Friday, January 27, 2006

Overheard in the Coffee Mill

While I sat at the bar today, sipping my cup of coffee and reading Gunther Schuller's history of conducting, two Coffee Mill employees were talking about a tank toppy/skirt garment that one of them made:

A: See, I wish I had an education in doing measurements and all that, since I suck at that part. This was originally supposed to be a skirt, and look.
B: Well, it seems to have worked out okay. You'll get an education in that eventually, right?
A: Yeah, I will.
B: But sometimes, it's good to do that without an education. If you get an education in it, then you can't do it as freely, because your eye has been trained a certain way.
A: I suppose.
B: And if you've got real talent in something, you can do it without an education.

--

I'm not sure that I agree with this argument against the value of education.
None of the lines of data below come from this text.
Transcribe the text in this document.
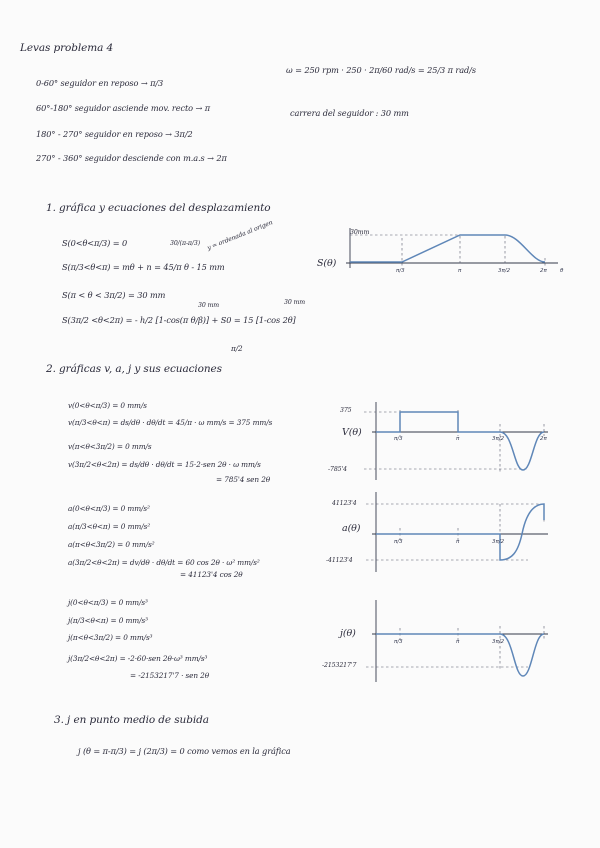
Levas problema 4
0-60° seguidor en reposo → π/3
60°-180° seguidor asciende mov. recto → π
180° - 270° seguidor en reposo → 3π/2
270° - 360° seguidor desciende con m.a.s → 2π
ω = 250 rpm · 250 · 2π/60 rad/s = 25/3 π rad/s
carrera del seguidor : 30 mm
1. gráfica y ecuaciones del desplazamiento
S(0<θ<π/3) = 0	30/(π-π/3) y = ordenada al origen
S(π/3<θ<π) = mθ + n = 45/π θ - 15 mm
S(π < θ < 3π/2) = 30 mm
30 mm	30 mm
S(3π/2 <θ<2π) = - h/2 [1-cos(π θ/β)] + S0 = 15 [1-cos 2θ]
π/2
S(θ)
30mm
π/3	π	3π/2	2π θ
2. gráficas v, a, j y sus ecuaciones
v(0<θ<π/3) = 0 mm/s
v(π/3<θ<π) = ds/dθ · dθ/dt = 45/π · ω mm/s = 375 mm/s
v(π<θ<3π/2) = 0 mm/s
v(3π/2<θ<2π) = ds/dθ · dθ/dt = 15·2·sen 2θ · ω mm/s
= 785'4 sen 2θ
a(0<θ<π/3) = 0 mm/s²
a(π/3<θ<π) = 0 mm/s²
a(π<θ<3π/2) = 0 mm/s²
a(3π/2<θ<2π) = dv/dθ · dθ/dt = 60 cos 2θ · ω² mm/s²
= 41123'4 cos 2θ
j(0<θ<π/3) = 0 mm/s³
j(π/3<θ<π) = 0 mm/s³
j(π<θ<3π/2) = 0 mm/s³
j(3π/2<θ<2π) = -2·60·sen 2θ·ω³ mm/s³
= -2153217'7 · sen 2θ
375
V(θ)
-785'4
π/3	π	3π/2	2π
41123'4
a(θ)
-41123'4
π/3	π	3π/2
j(θ)
-2153217'7
π/3	π	3π/2
3. j en punto medio de subida
j (θ = π-π/3) = j (2π/3) = 0 como vemos en la gráfica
Perhaps it's because I've benefitted so much from the education I've received. I know that I wouldn't be one-tenth the musician I am now without having spent so many years almost single-mindedly devoted to the betterment of my artistic skills.

I very strongly get the impression that non-artists give too much credit to "innate talent"--whatever that is--when trying to explain proficiency in the arts, making virtuosi out to be blessed with powers supernatural or magical. I contend that it's nothing of the sort. The arts are like anything else in this regard--you can become fluent in them if you immerse yourself deeply enough in them for a long enough period of time. The lion's share of the work is in learning the craft--the rest is simply in learning how to use that craft in a way that people can, in some sense, relate to. There's a very distinct reason that Sir Simon Rattle once said that, for just one example, "all great conductors are over 60. You and I are no exception."

Of course, the importance of lengthy study and practice of an art does not necessarily imply schooling, at least not in the formal sense. Some of the most fluent artists in the world never had formal training. That said, however, they weren't fueled by fairy dust, pacts with Satan, or the Force. They lived and breathed their art, and their devotion and training--informal though it was--helped them to cultivate their genius.

I would argue that on a certain fundamental level an artist is no different than a lawyer, a surgeon, or any other specialist. A surgeon is not born with a supernaturally-endowed talent for triple-bypass surgery--her elegant incisions and life-saving transplants once may have appeared to be magical, but now appear almost mundane. Nor, I suspect, do lawyers have a magical gift for brazenly mocking all semblance of common sense--though Michael Jackson's lawyer might yet prove me wrong.

I'm not sure why this particular conversation struck such a chord in me. I think it's because there seems to be a continually growing disconnect between the average person and the artist. The culture industry (danke schoen, Herr Adorno) has helped create consumers who often, upon experiencing the work of a master, either pass it off as elitist pap or, conversely, deify it and in doing so forfeit any serious attempt at a critical understanding of the work. The appreciation of a work of art requires at least some critical thought, and while worshippers at the altar of talent honestly and happily believe themselves to be participating in that critical exchange of ideas, the conversation simply washes over them. Dig into your arts and your culture, folks. Don't be afraid to form an opinion. Come back into the conversation.